Wo finde ich denn bei Redhat 8.0 (5CD version aus dem inet) diese ntfs-utils? habe alle cd's durchsucht oder muss man das irgendwo runterladen?

Danke schonmal


----------



## MSshady (28. Dezember 2002)

hat hier denn echt keiner ne idee wegen der ntfs unterstützung in redhat 8? oder wie ich das am besten bewerkstellige?


----------



## erik s. (29. Dezember 2002)

probiers dochmal mit dem verzeichnis auf einer der install-cd's, so wie digi das oben angegeben hatte.

vielleicht gibts das bei der 8.0er auch.

mfg


----------



## MSshady (29. Dezember 2002)

Tjo also auf der cd ist es nicht aber habe das hier im Netz gefunden
http://linux-ntfs.sourceforge.net/info/redhat.html habe es aber noch nicht probiert.


----------



## MSshady (29. Dezember 2002)

Tjo, hätte den Beitrag lieber editiert aber geht irgendwie nicht, meint ich sei nicht eingeloggt oder habe keine rechte. na egal.

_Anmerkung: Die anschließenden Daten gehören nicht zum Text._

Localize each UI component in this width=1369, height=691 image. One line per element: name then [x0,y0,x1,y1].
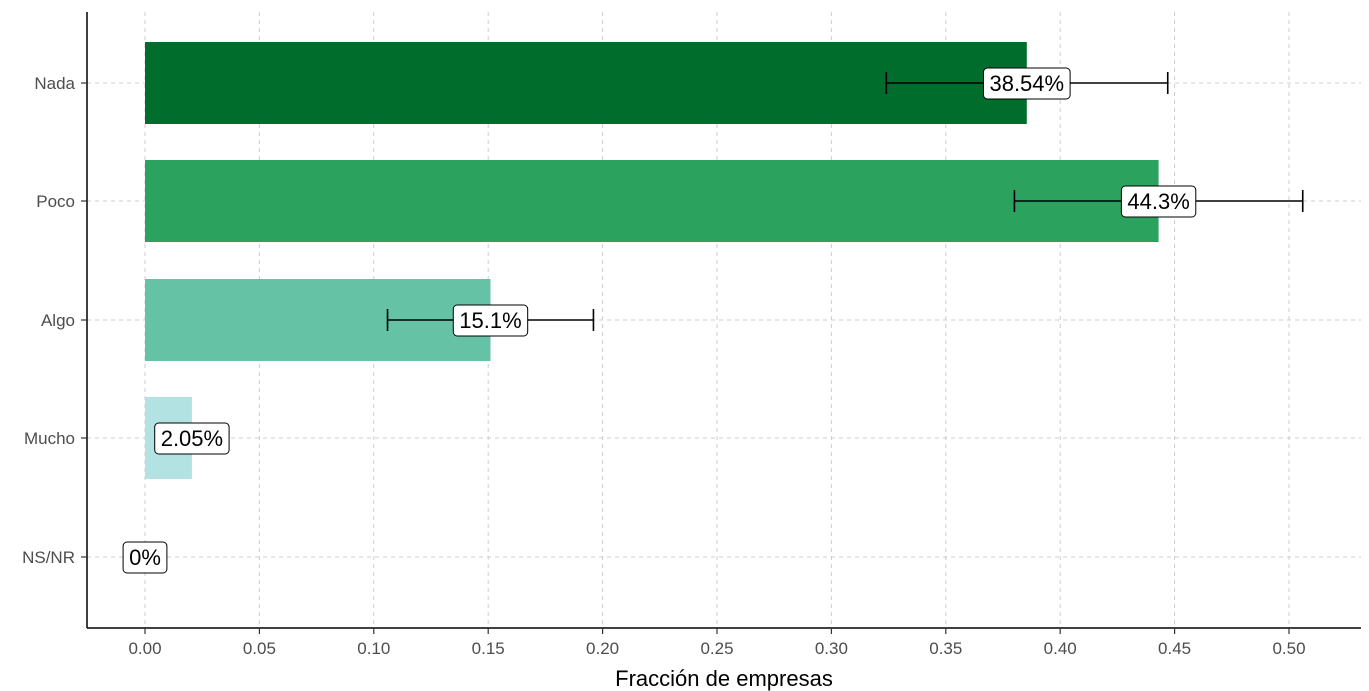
x-tick-label: 0.35 [929,639,962,658]
data-label: 0% [122,541,168,574]
data-label: 2.05% [154,422,230,455]
data-label-box [1120,185,1197,218]
x-tick-label: 0.50 [1272,639,1305,658]
x-tick-label: 0.25 [700,639,733,658]
data-label-text: 38.54% [989,71,1064,96]
y-tick-label: Mucho [24,429,75,448]
data-label-box [122,541,168,574]
x-tick-label: 0.00 [128,639,161,658]
y-tick-label: Algo [41,311,75,330]
x-axis-title: Fracción de empresas [615,666,833,691]
bar-layer [145,42,1159,479]
data-label-box [154,422,230,455]
data-label-layer: 38.54% 44.3% 15.1% 2.05% 0% [122,67,1197,574]
x-tick-label: 0.10 [357,639,390,658]
x-tick-label: 0.40 [1044,639,1077,658]
x-tick-label: 0.30 [815,639,848,658]
data-label-box [452,304,529,337]
tick-layer: 0.00 0.05 0.10 0.15 0.20 0.25 0.30 0.35 0.40 0.45… [22,74,1305,658]
bar-nada [145,42,1027,124]
data-label: 44.3% [1120,185,1197,218]
x-tick-label: 0.05 [243,639,276,658]
data-label-text: 15.1% [459,308,521,333]
x-tick-label: 0.20 [586,639,619,658]
bar-poco [145,160,1159,242]
data-label-text: 2.05% [161,426,223,451]
data-label: 15.1% [452,304,529,337]
data-label-box [982,67,1071,100]
y-tick-label: Poco [36,192,75,211]
y-tick-label: NS/NR [22,548,75,567]
data-label-text: 44.3% [1127,189,1189,214]
data-label-text: 0% [129,545,161,570]
data-label: 38.54% [982,67,1071,100]
y-tick-label: Nada [34,74,75,93]
x-tick-label: 0.15 [472,639,505,658]
x-tick-label: 0.45 [1158,639,1191,658]
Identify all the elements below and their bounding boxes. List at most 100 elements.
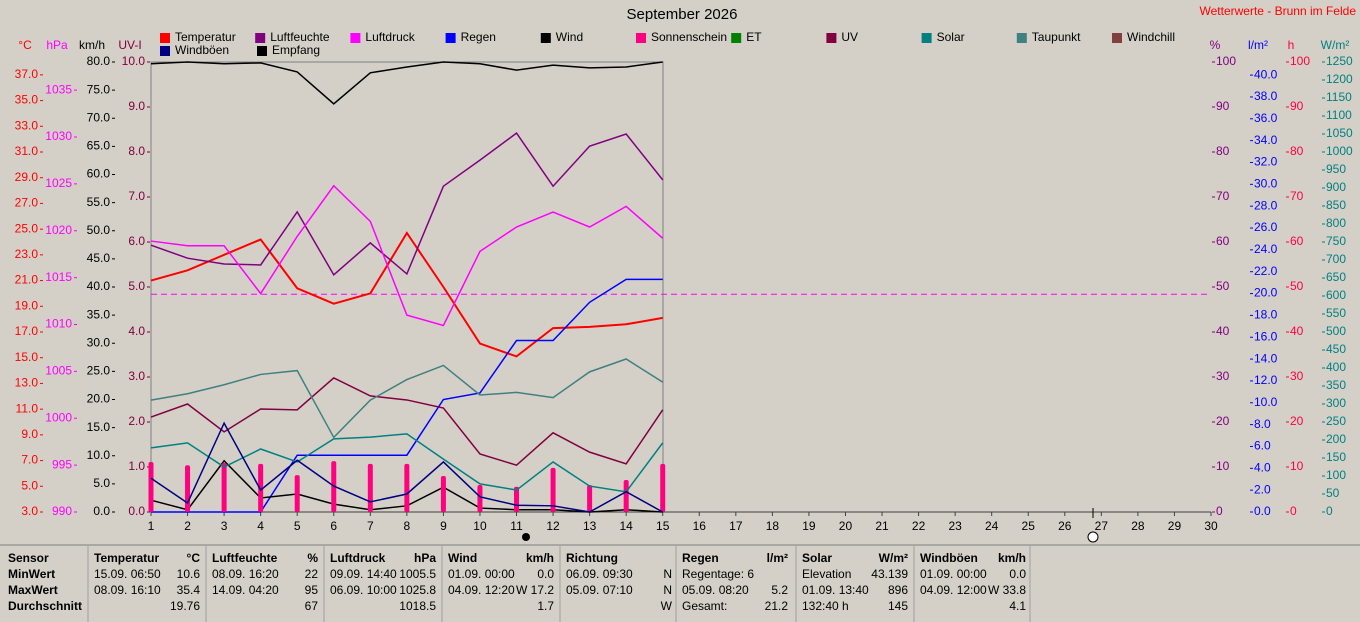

also das funktioniert nun alles ohne probs mit ntfs


----------



## erik s. (29. Dezember 2002)

gut, dann ist ja alles klar ..
hab auch das neue redhat drauf, auch download-version, allerdings die mit 3 cd's.
da geht alles ohne dieses zusatztool 

mfg


----------



## tuxracer (7. April 2003)

also reaver um unter RedHat unterstützung für ntfs zu bekommen müsstest du den kernel kompilieren und in die bootdatei /etc/lilo.conf
einbinden. ich glaub sonst wirds nix mit ntfs unter Redhat.

weiis auch nicht wieso die das nicht gleich mit in den Kernel packen.
bei suse und mandrake ist ntfs unterstützung in den kernel integriert.

uasser bei RedHat 8. 0 ists nun vieleicht auch mit drin.
ich kenn nur die 7.3 und die hat keinen ntfs support von haus aus


----------